Speaker: Jules Morand.

Abstract: Stochastic processes evolving on graphs are used to model a variety of phenomena, ranging from search algorithms and the spreading of infections, damages, attacks, or rumors, to the detection of communities in social networks. In these applications the focus is generally on averaged quantities such as mean first-passage times. Much less is understood about the occurrence of rare events or fluctuations far away from average or typical values, related, for example, to the rapid spreading of a disease in a dispersed population. I will present in this talk, a recently published work, which study the large deviations of time integrated observables of an unbiased random walk evolving on Erdös-Rényi random graphs. I will show, in the case where the observable the sum of the degrees visited, how to construct a modified, biased random walk, that explains how these fluctuations arise in the long-time limit. The biased random walk, or driven process, can also be controlled to identify nodes with low or high degree, or other graph properties, without knowing the detailed structure of the graph.

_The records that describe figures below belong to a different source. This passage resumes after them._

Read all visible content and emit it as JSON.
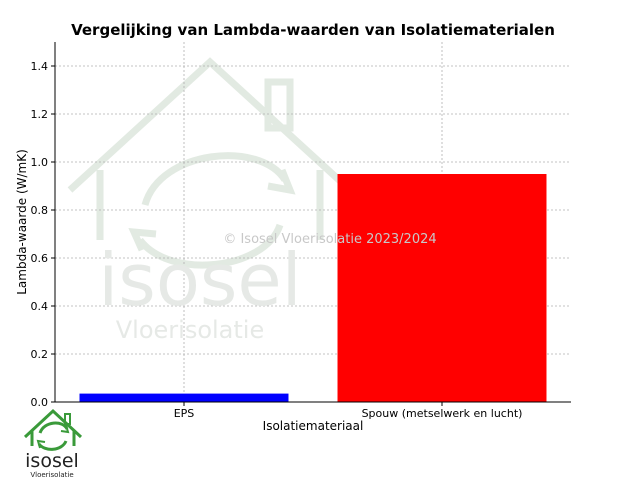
{
  "chart_data": {
    "type": "bar",
    "title": "Vergelijking van Lambda-waarden van Isolatiematerialen",
    "xlabel": "Isolatiemateriaal",
    "ylabel": "Lambda-waarde (W/mK)",
    "categories": [
      "EPS",
      "Spouw (metselwerk en lucht)"
    ],
    "values": [
      0.035,
      0.95
    ],
    "colors": [
      "#0000ff",
      "#ff0000"
    ],
    "ylim": [
      0,
      1.5
    ],
    "yticks": [
      0.0,
      0.2,
      0.4,
      0.6,
      0.8,
      1.0,
      1.2,
      1.4
    ],
    "ytick_labels": [
      "0.0",
      "0.2",
      "0.4",
      "0.6",
      "0.8",
      "1.0",
      "1.2",
      "1.4"
    ],
    "grid": true,
    "legend": false
  },
  "watermark": {
    "copyright": "© Isosel Vloerisolatie 2023/2024",
    "brand": "isosel",
    "tagline": "Vloerisolatie"
  },
  "logo": {
    "brand": "isosel",
    "tagline": "Vloerisolatie",
    "color": "#3a9a3a"
  }
}
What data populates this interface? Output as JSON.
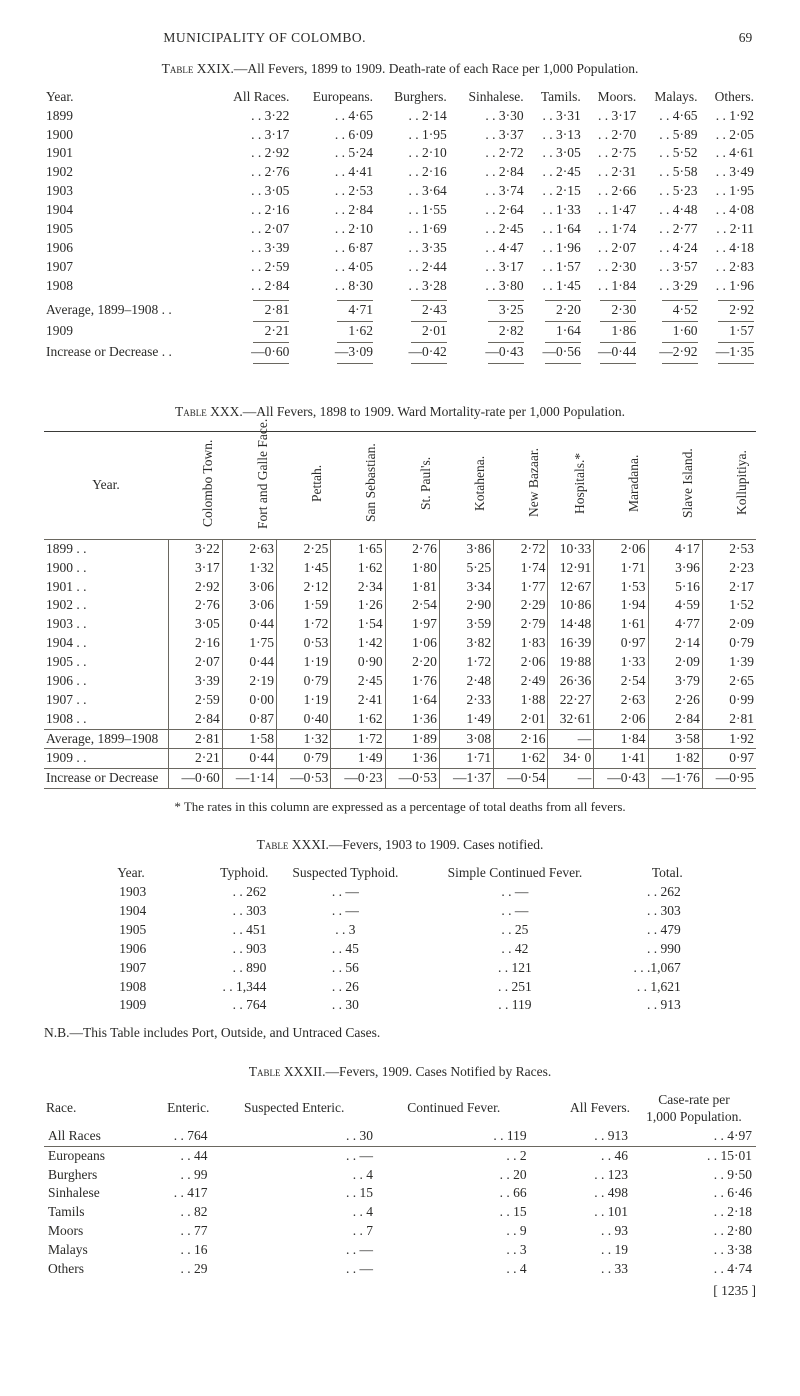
{
  "page": {
    "title": "MUNICIPALITY OF COLOMBO.",
    "number": "69"
  },
  "tXXIX": {
    "caption_a": "Table XXIX.",
    "caption_b": "—All Fevers, 1899 to 1909.   Death-rate of each Race per 1,000 Population.",
    "cols": [
      "Year.",
      "All Races.",
      "Europeans.",
      "Burghers.",
      "Sinhalese.",
      "Tamils.",
      "Moors.",
      "Malays.",
      "Others."
    ],
    "rows": [
      [
        "1899",
        "3·22",
        "4·65",
        "2·14",
        "3·30",
        "3·31",
        "3·17",
        "4·65",
        "1·92"
      ],
      [
        "1900",
        "3·17",
        "6·09",
        "1·95",
        "3·37",
        "3·13",
        "2·70",
        "5·89",
        "2·05"
      ],
      [
        "1901",
        "2·92",
        "5·24",
        "2·10",
        "2·72",
        "3·05",
        "2·75",
        "5·52",
        "4·61"
      ],
      [
        "1902",
        "2·76",
        "4·41",
        "2·16",
        "2·84",
        "2·45",
        "2·31",
        "5·58",
        "3·49"
      ],
      [
        "1903",
        "3·05",
        "2·53",
        "3·64",
        "3·74",
        "2·15",
        "2·66",
        "5·23",
        "1·95"
      ],
      [
        "1904",
        "2·16",
        "2·84",
        "1·55",
        "2·64",
        "1·33",
        "1·47",
        "4·48",
        "4·08"
      ],
      [
        "1905",
        "2·07",
        "2·10",
        "1·69",
        "2·45",
        "1·64",
        "1·74",
        "2·77",
        "2·11"
      ],
      [
        "1906",
        "3·39",
        "6·87",
        "3·35",
        "4·47",
        "1·96",
        "2·07",
        "4·24",
        "4·18"
      ],
      [
        "1907",
        "2·59",
        "4·05",
        "2·44",
        "3·17",
        "1·57",
        "2·30",
        "3·57",
        "2·83"
      ],
      [
        "1908",
        "2·84",
        "8·30",
        "3·28",
        "3·80",
        "1·45",
        "1·84",
        "3·29",
        "1·96"
      ]
    ],
    "avg_label": "Average, 1899–1908 . .",
    "avg": [
      "2·81",
      "4·71",
      "2·43",
      "3·25",
      "2·20",
      "2·30",
      "4·52",
      "2·92"
    ],
    "y1909_label": "1909",
    "y1909": [
      "2·21",
      "1·62",
      "2·01",
      "2·82",
      "1·64",
      "1·86",
      "1·60",
      "1·57"
    ],
    "incdec_label": "Increase or Decrease . .",
    "incdec": [
      "—0·60",
      "—3·09",
      "—0·42",
      "—0·43",
      "—0·56",
      "—0·44",
      "—2·92",
      "—1·35"
    ]
  },
  "tXXX": {
    "caption_a": "Table XXX.",
    "caption_b": "—All Fevers, 1898 to 1909.   Ward Mortality-rate per 1,000 Population.",
    "heads": [
      "Year.",
      "Colombo Town.",
      "Fort and Galle Face.",
      "Pettah.",
      "San Sebastian.",
      "St. Paul's.",
      "Kotahena.",
      "New Bazaar.",
      "Hospitals.*",
      "Maradana.",
      "Slave Island.",
      "Kollupitiya."
    ],
    "rows": [
      [
        "1899 . .",
        "3·22",
        "2·63",
        "2·25",
        "1·65",
        "2·76",
        "3·86",
        "2·72",
        "10·33",
        "2·06",
        "4·17",
        "2·53"
      ],
      [
        "1900 . .",
        "3·17",
        "1·32",
        "1·45",
        "1·62",
        "1·80",
        "5·25",
        "1·74",
        "12·91",
        "1·71",
        "3·96",
        "2·23"
      ],
      [
        "1901 . .",
        "2·92",
        "3·06",
        "2·12",
        "2·34",
        "1·81",
        "3·34",
        "1·77",
        "12·67",
        "1·53",
        "5·16",
        "2·17"
      ],
      [
        "1902 . .",
        "2·76",
        "3·06",
        "1·59",
        "1·26",
        "2·54",
        "2·90",
        "2·29",
        "10·86",
        "1·94",
        "4·59",
        "1·52"
      ],
      [
        "1903 . .",
        "3·05",
        "0·44",
        "1·72",
        "1·54",
        "1·97",
        "3·59",
        "2·79",
        "14·48",
        "1·61",
        "4·77",
        "2·09"
      ],
      [
        "1904 . .",
        "2·16",
        "1·75",
        "0·53",
        "1·42",
        "1·06",
        "3·82",
        "1·83",
        "16·39",
        "0·97",
        "2·14",
        "0·79"
      ],
      [
        "1905 . .",
        "2·07",
        "0·44",
        "1·19",
        "0·90",
        "2·20",
        "1·72",
        "2·06",
        "19·88",
        "1·33",
        "2·09",
        "1·39"
      ],
      [
        "1906 . .",
        "3·39",
        "2·19",
        "0·79",
        "2·45",
        "1·76",
        "2·48",
        "2·49",
        "26·36",
        "2·54",
        "3·79",
        "2·65"
      ],
      [
        "1907 . .",
        "2·59",
        "0·00",
        "1·19",
        "2·41",
        "1·64",
        "2·33",
        "1·88",
        "22·27",
        "2·63",
        "2·26",
        "0·99"
      ],
      [
        "1908 . .",
        "2·84",
        "0·87",
        "0·40",
        "1·62",
        "1·36",
        "1·49",
        "2·01",
        "32·61",
        "2·06",
        "2·84",
        "2·81"
      ]
    ],
    "avg_label": "Average, 1899–1908",
    "avg": [
      "2·81",
      "1·58",
      "1·32",
      "1·72",
      "1·89",
      "3·08",
      "2·16",
      "—",
      "1·84",
      "3·58",
      "1·92"
    ],
    "y1909_label": "1909  . .",
    "y1909": [
      "2·21",
      "0·44",
      "0·79",
      "1·49",
      "1·36",
      "1·71",
      "1·62",
      "34· 0",
      "1·41",
      "1·82",
      "0·97"
    ],
    "incdec_label": "Increase or Decrease",
    "incdec": [
      "—0·60",
      "—1·14",
      "—0·53",
      "—0·23",
      "—0·53",
      "—1·37",
      "—0·54",
      "—",
      "—0·43",
      "—1·76",
      "—0·95"
    ],
    "footnote": "* The rates in this column are expressed as a percentage of total deaths from all fevers."
  },
  "tXXXI": {
    "caption_a": "Table XXXI.",
    "caption_b": "—Fevers, 1903 to 1909.   Cases notified.",
    "heads": [
      "Year.",
      "Typhoid.",
      "Suspected Typhoid.",
      "Simple Continued Fever.",
      "Total."
    ],
    "rows": [
      [
        "1903",
        "262",
        "—",
        "—",
        "262"
      ],
      [
        "1904",
        "303",
        "—",
        "—",
        "303"
      ],
      [
        "1905",
        "451",
        "3",
        "25",
        "479"
      ],
      [
        "1906",
        "903",
        "45",
        "42",
        "990"
      ],
      [
        "1907",
        "890",
        "56",
        "121",
        ".1,067"
      ],
      [
        "1908",
        "1,344",
        "26",
        "251",
        "1,621"
      ],
      [
        "1909",
        "764",
        "30",
        "119",
        "913"
      ]
    ],
    "nb": "N.B.—This Table includes Port, Outside, and Untraced Cases."
  },
  "tXXXII": {
    "caption_a": "Table XXXII.",
    "caption_b": "—Fevers, 1909.   Cases Notified by Races.",
    "side_a": "Case-rate per",
    "side_b": "1,000 Population.",
    "heads": [
      "Race.",
      "Enteric.",
      "Suspected Enteric.",
      "Continued Fever.",
      "All Fevers."
    ],
    "allraces": [
      "All Races",
      "764",
      "30",
      "119",
      "913",
      "4·97"
    ],
    "rows": [
      [
        "Europeans",
        "44",
        "—",
        "2",
        "46",
        "15·01"
      ],
      [
        "Burghers",
        "99",
        "4",
        "20",
        "123",
        "9·50"
      ],
      [
        "Sinhalese",
        "417",
        "15",
        "66",
        "498",
        "6·46"
      ],
      [
        "Tamils",
        "82",
        "4",
        "15",
        "101",
        "2·18"
      ],
      [
        "Moors",
        "77",
        "7",
        "9",
        "93",
        "2·80"
      ],
      [
        "Malays",
        "16",
        "—",
        "3",
        "19",
        "3·38"
      ],
      [
        "Others",
        "29",
        "—",
        "4",
        "33",
        "4·74"
      ]
    ],
    "tail": "[ 1235 ]"
  }
}
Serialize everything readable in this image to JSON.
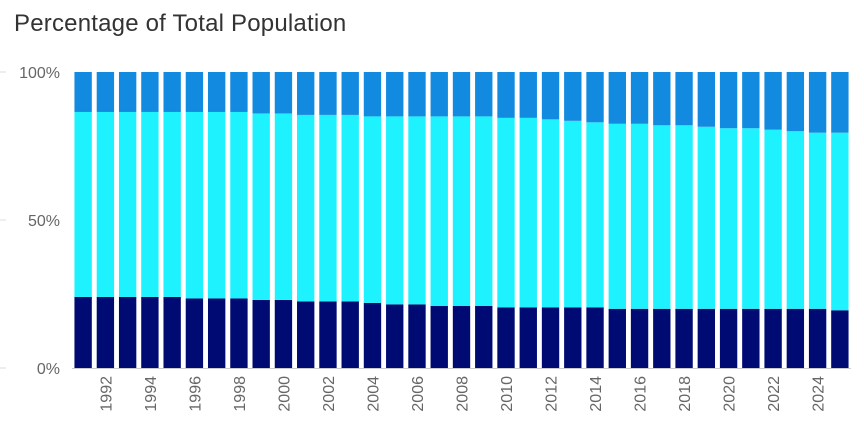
{
  "chart_data": {
    "type": "bar",
    "stacked": true,
    "title": "Percentage of Total Population",
    "xlabel": "",
    "ylabel": "",
    "ylim": [
      0,
      100
    ],
    "y_ticks": [
      "0%",
      "50%",
      "100%"
    ],
    "x_tick_labels": [
      "1992",
      "1994",
      "1996",
      "1998",
      "2000",
      "2002",
      "2004",
      "2006",
      "2008",
      "2010",
      "2012",
      "2014",
      "2016",
      "2018",
      "2020",
      "2022",
      "2024"
    ],
    "categories": [
      "1991",
      "1992",
      "1993",
      "1994",
      "1995",
      "1996",
      "1997",
      "1998",
      "1999",
      "2000",
      "2001",
      "2002",
      "2003",
      "2004",
      "2005",
      "2006",
      "2007",
      "2008",
      "2009",
      "2010",
      "2011",
      "2012",
      "2013",
      "2014",
      "2015",
      "2016",
      "2017",
      "2018",
      "2019",
      "2020",
      "2021",
      "2022",
      "2023",
      "2024",
      "2025"
    ],
    "series": [
      {
        "color": "#000a73",
        "values": [
          24,
          24,
          24,
          24,
          24,
          23.5,
          23.5,
          23.5,
          23,
          23,
          22.5,
          22.5,
          22.5,
          22,
          21.5,
          21.5,
          21,
          21,
          21,
          20.5,
          20.5,
          20.5,
          20.5,
          20.5,
          20,
          20,
          20,
          20,
          20,
          20,
          20,
          20,
          20,
          20,
          19.5
        ]
      },
      {
        "color": "#1ff2ff",
        "values": [
          62.5,
          62.5,
          62.5,
          62.5,
          62.5,
          63,
          63,
          63,
          63,
          63,
          63,
          63,
          63,
          63,
          63.5,
          63.5,
          64,
          64,
          64,
          64,
          64,
          63.5,
          63,
          62.5,
          62.5,
          62.5,
          62,
          62,
          61.5,
          61,
          61,
          60.5,
          60,
          59.5,
          60
        ]
      },
      {
        "color": "#128ae0",
        "values": [
          13.5,
          13.5,
          13.5,
          13.5,
          13.5,
          13.5,
          13.5,
          13.5,
          14,
          14,
          14.5,
          14.5,
          14.5,
          15,
          15,
          15,
          15,
          15,
          15,
          15.5,
          15.5,
          16,
          16.5,
          17,
          17.5,
          17.5,
          18,
          18,
          18.5,
          19,
          19,
          19.5,
          20,
          20.5,
          20.5
        ]
      }
    ],
    "grid": false,
    "legend": "none"
  }
}
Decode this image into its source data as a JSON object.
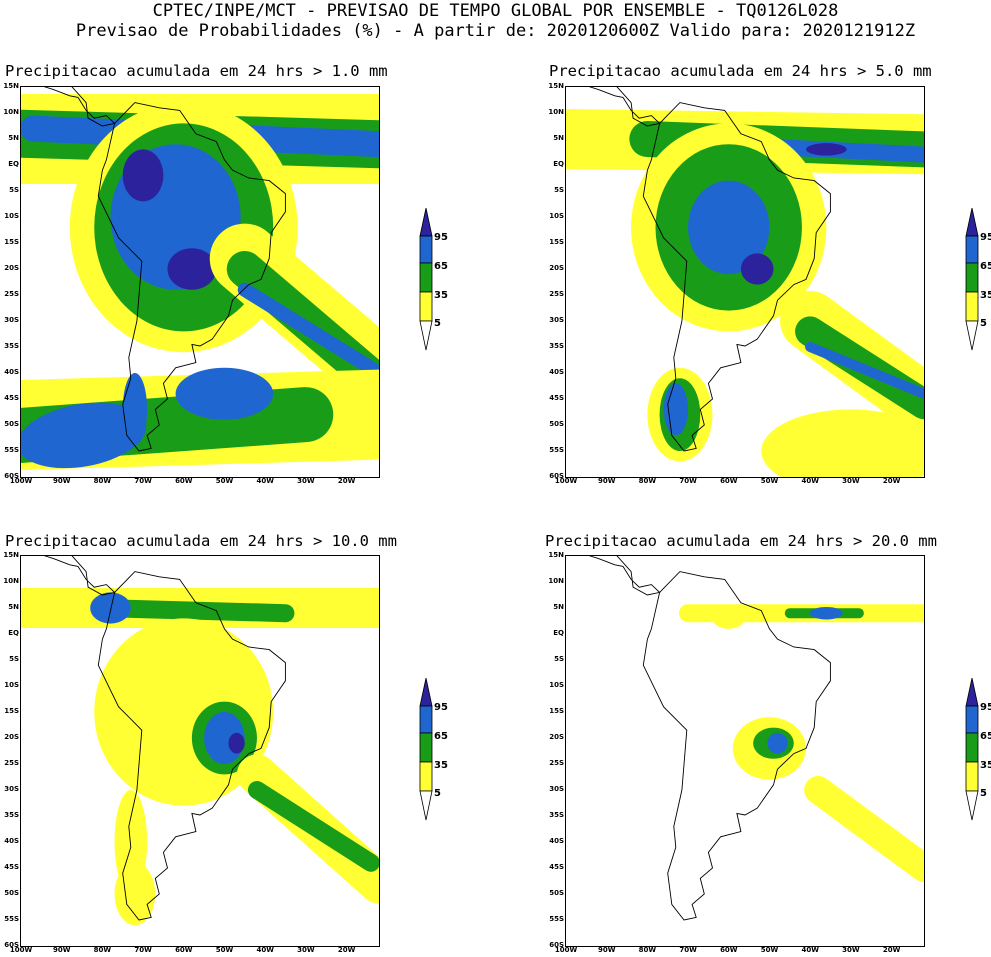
{
  "header": {
    "line1": "CPTEC/INPE/MCT - PREVISAO DE TEMPO GLOBAL POR ENSEMBLE - TQ0126L028",
    "line2": "Previsao de Probabilidades (%) -  A partir de: 2020120600Z  Valido para: 2020121912Z"
  },
  "colors": {
    "yellow": "#ffff33",
    "green": "#199d19",
    "blue": "#1f66d0",
    "darkblue": "#2b229c",
    "coast": "#000000"
  },
  "lat_labels": [
    "15N",
    "10N",
    "5N",
    "EQ",
    "5S",
    "10S",
    "15S",
    "20S",
    "25S",
    "30S",
    "35S",
    "40S",
    "45S",
    "50S",
    "55S",
    "60S"
  ],
  "lon_labels": [
    "100W",
    "90W",
    "80W",
    "70W",
    "60W",
    "50W",
    "40W",
    "30W",
    "20W"
  ],
  "colorbar_labels": [
    "95",
    "65",
    "35",
    "5"
  ],
  "panels": [
    {
      "id": "p1",
      "title": "Precipitacao acumulada em 24 hrs > 1.0 mm",
      "coverage": "high"
    },
    {
      "id": "p2",
      "title": "Precipitacao acumulada em 24 hrs > 5.0 mm",
      "coverage": "medium"
    },
    {
      "id": "p3",
      "title": "Precipitacao acumulada em 24 hrs > 10.0 mm",
      "coverage": "lower"
    },
    {
      "id": "p4",
      "title": "Precipitacao acumulada em 24 hrs > 20.0 mm",
      "coverage": "low"
    }
  ]
}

Short bio: Jules Morand is presently a post-doctoral researcher in the Physics of Biological Systems group at BioISI (Biosystems and Integrative Science Institute), Universidade de Lisboa. His current research on computational biophysics is focused on the mechanisms of protein folding and aggregation. Previously, he did his PhD at LPNHE (Paris), under supervision of  M. Joyce, cosmologist specialist on structure formation and long-range interacting systems, and P. Viot former director of LPTMC (Paris), an expert in granular matter and computational physics. Afterwards, he worked at the University of Stellenbosch (South Africa) with H. Touchette, an expert  on diffusion phenomena and Large Deviation Theory.